The detection of extreme-mass-ratio inspirals (EMRIs) is intricate due to their complex waveforms, extended duration, and low signal-to-noise ratio (SNR), making them more challenging to be identified compared to compact binary coalescences. While matched filtering-based techniques are known for their computational demands, existing deep learning-based methods primarily handle time-domain data and are often constrained by data duration and SNR. In addition, most existing work ignores time delay interferometry (TDI) and applies the long-wavelength approximation in detector response calculations, thus limiting their ability to handle laser frequency noise.

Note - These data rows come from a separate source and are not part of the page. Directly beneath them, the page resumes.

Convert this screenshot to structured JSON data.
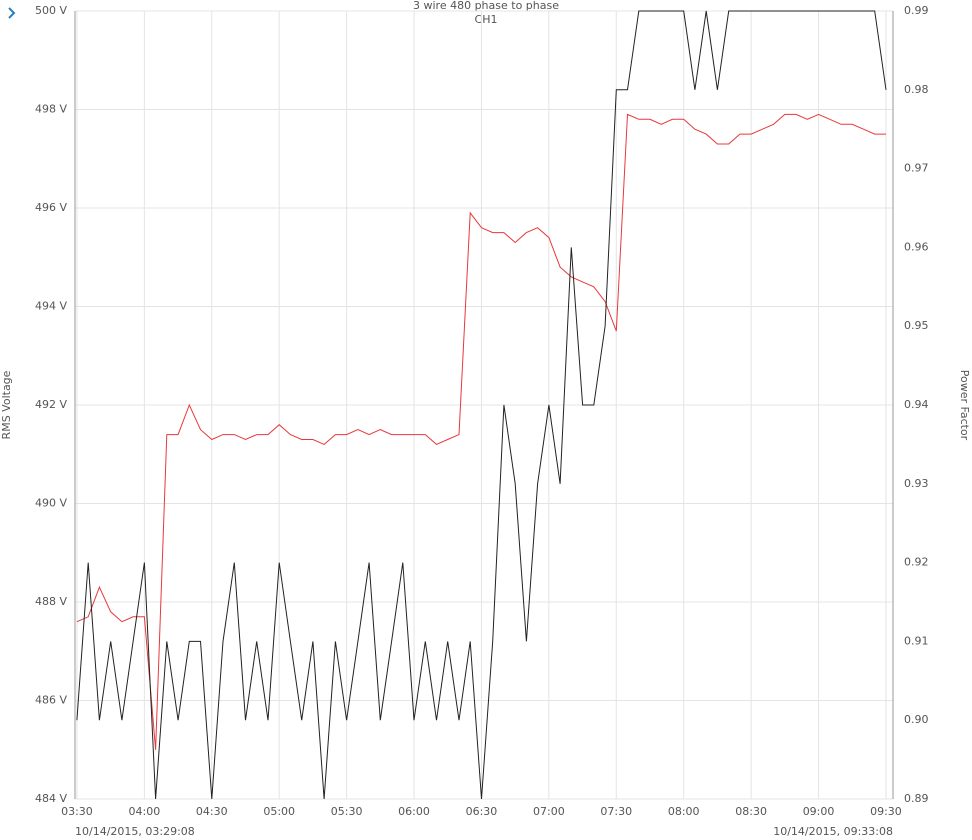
{
  "chart_data": {
    "type": "line",
    "title": "3 wire 480 phase to phase",
    "subtitle": "CH1",
    "y_label": "RMS Voltage",
    "y2_label": "Power Factor",
    "xlim": [
      "10/14/2015, 03:29:08",
      "10/14/2015, 09:33:08"
    ],
    "xticks": [
      "03:30",
      "04:00",
      "04:30",
      "05:00",
      "05:30",
      "06:00",
      "06:30",
      "07:00",
      "07:30",
      "08:00",
      "08:30",
      "09:00",
      "09:30"
    ],
    "ylim": [
      484,
      500
    ],
    "yticks": [
      {
        "value": 484,
        "label": "484 V"
      },
      {
        "value": 486,
        "label": "486 V"
      },
      {
        "value": 488,
        "label": "488 V"
      },
      {
        "value": 490,
        "label": "490 V"
      },
      {
        "value": 492,
        "label": "492 V"
      },
      {
        "value": 494,
        "label": "494 V"
      },
      {
        "value": 496,
        "label": "496 V"
      },
      {
        "value": 498,
        "label": "498 V"
      },
      {
        "value": 500,
        "label": "500 V"
      }
    ],
    "y2lim": [
      0.89,
      0.99
    ],
    "y2ticks": [
      0.89,
      {
        "value": 0.9,
        "label": "0.90"
      },
      0.91,
      0.92,
      0.93,
      0.94,
      0.95,
      0.96,
      0.97,
      0.98,
      0.99
    ],
    "grid": true,
    "x": [
      "03:30",
      "03:35",
      "03:40",
      "03:45",
      "03:50",
      "03:55",
      "04:00",
      "04:05",
      "04:10",
      "04:15",
      "04:20",
      "04:25",
      "04:30",
      "04:35",
      "04:40",
      "04:45",
      "04:50",
      "04:55",
      "05:00",
      "05:05",
      "05:10",
      "05:15",
      "05:20",
      "05:25",
      "05:30",
      "05:35",
      "05:40",
      "05:45",
      "05:50",
      "05:55",
      "06:00",
      "06:05",
      "06:10",
      "06:15",
      "06:20",
      "06:25",
      "06:30",
      "06:35",
      "06:40",
      "06:45",
      "06:50",
      "06:55",
      "07:00",
      "07:05",
      "07:10",
      "07:15",
      "07:20",
      "07:25",
      "07:30",
      "07:35",
      "07:40",
      "07:45",
      "07:50",
      "07:55",
      "08:00",
      "08:05",
      "08:10",
      "08:15",
      "08:20",
      "08:25",
      "08:30",
      "08:35",
      "08:40",
      "08:45",
      "08:50",
      "08:55",
      "09:00",
      "09:05",
      "09:10",
      "09:15",
      "09:20",
      "09:25",
      "09:30"
    ],
    "series": [
      {
        "color": "#e8383b",
        "values": [
          487.6,
          487.7,
          488.3,
          487.8,
          487.6,
          487.7,
          487.7,
          485.0,
          491.4,
          491.4,
          492.0,
          491.5,
          491.3,
          491.4,
          491.4,
          491.3,
          491.4,
          491.4,
          491.6,
          491.4,
          491.3,
          491.3,
          491.2,
          491.4,
          491.4,
          491.5,
          491.4,
          491.5,
          491.4,
          491.4,
          491.4,
          491.4,
          491.2,
          491.3,
          491.4,
          495.9,
          495.6,
          495.5,
          495.5,
          495.3,
          495.5,
          495.6,
          495.4,
          494.8,
          494.6,
          494.5,
          494.4,
          494.1,
          493.5,
          497.9,
          497.8,
          497.8,
          497.7,
          497.8,
          497.8,
          497.6,
          497.5,
          497.3,
          497.3,
          497.5,
          497.5,
          497.6,
          497.7,
          497.9,
          497.9,
          497.8,
          497.9,
          497.8,
          497.7,
          497.7,
          497.6,
          497.5,
          497.5
        ]
      },
      {
        "color": "#222222",
        "axis": "y2",
        "values": [
          0.9,
          0.92,
          0.9,
          0.91,
          0.9,
          0.91,
          0.92,
          0.89,
          0.91,
          0.9,
          0.91,
          0.91,
          0.89,
          0.91,
          0.92,
          0.9,
          0.91,
          0.9,
          0.92,
          0.91,
          0.9,
          0.91,
          0.89,
          0.91,
          0.9,
          0.91,
          0.92,
          0.9,
          0.91,
          0.92,
          0.9,
          0.91,
          0.9,
          0.91,
          0.9,
          0.91,
          0.89,
          0.91,
          0.94,
          0.93,
          0.91,
          0.93,
          0.94,
          0.93,
          0.96,
          0.94,
          0.94,
          0.95,
          0.98,
          0.98,
          0.99,
          0.99,
          0.99,
          0.99,
          0.99,
          0.98,
          0.99,
          0.98,
          0.99,
          0.99,
          0.99,
          0.99,
          0.99,
          0.99,
          0.99,
          0.99,
          0.99,
          0.99,
          0.99,
          0.99,
          0.99,
          0.99,
          0.98
        ]
      }
    ]
  }
}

In this study, we introduce dilated convolutional neural network for detecting extreme-mass-ratio inspirals (DECODE), an end-to-end model focusing on EMRI signal detection by sequence modeling in the frequency domain. Centered around a dilated causal convolutional neural network, trained on synthetic data considering TDI-1.5 detector response, DECODE can efficiently process a year’s worth of multichannel TDI data with an SNR of around 50. We evaluate our model on one-year data with accumulated SNR ranging from 50 to 120 and achieve a true positive rate of 96.3% at a false positive rate of 1%, keeping an inference time of less than 0.01 seconds. With the visualization of three showcased EMRI signals for interpretability and generalization, DECODE exhibits strong potential for future space-based gravitational wave data analyses.




Compact binary systems waveform generation with a generative pretrained transformer

Paper Link: https://journals.aps.org/prd/abstract/10.1103/PhysRevD.109.084017

Space-based gravitational wave (GW) detection is one of the most anticipated GW detection projects in the next decade, which promises to detect abundant compact binary systems. At present, deep learning methods have not been widely explored for GW waveform generation and extrapolation. To solve the data processing difficulty and the increasing waveform complexity caused by the detector’s response and second-generation time-delay interferometry (TDI 2.0), an interpretable pretrained large model named Compact Binary Systems Waveform Generation with Generative Pretrained Transformer (CBS-GPT) is proposed. For compact binary system waveforms, three models were trained to predict the waveforms of massive black hole binaries, extreme mass-ratio inspirals, and galactic binaries, achieving prediction accuracies of at most 99%, 91%, and 99%, respectively. The CBS-GPT model exhibits notable generalization and interpretability, with its hidden parameters effectively capturing the intricate information of waveforms, even with the complex instrument response and a wide parameter range. Our research demonstrates the potential of large models in the GW realm, opening up new opportunities and guidance for future researches such as complex waveforms generation, gap completion, and deep learning model design for GW science.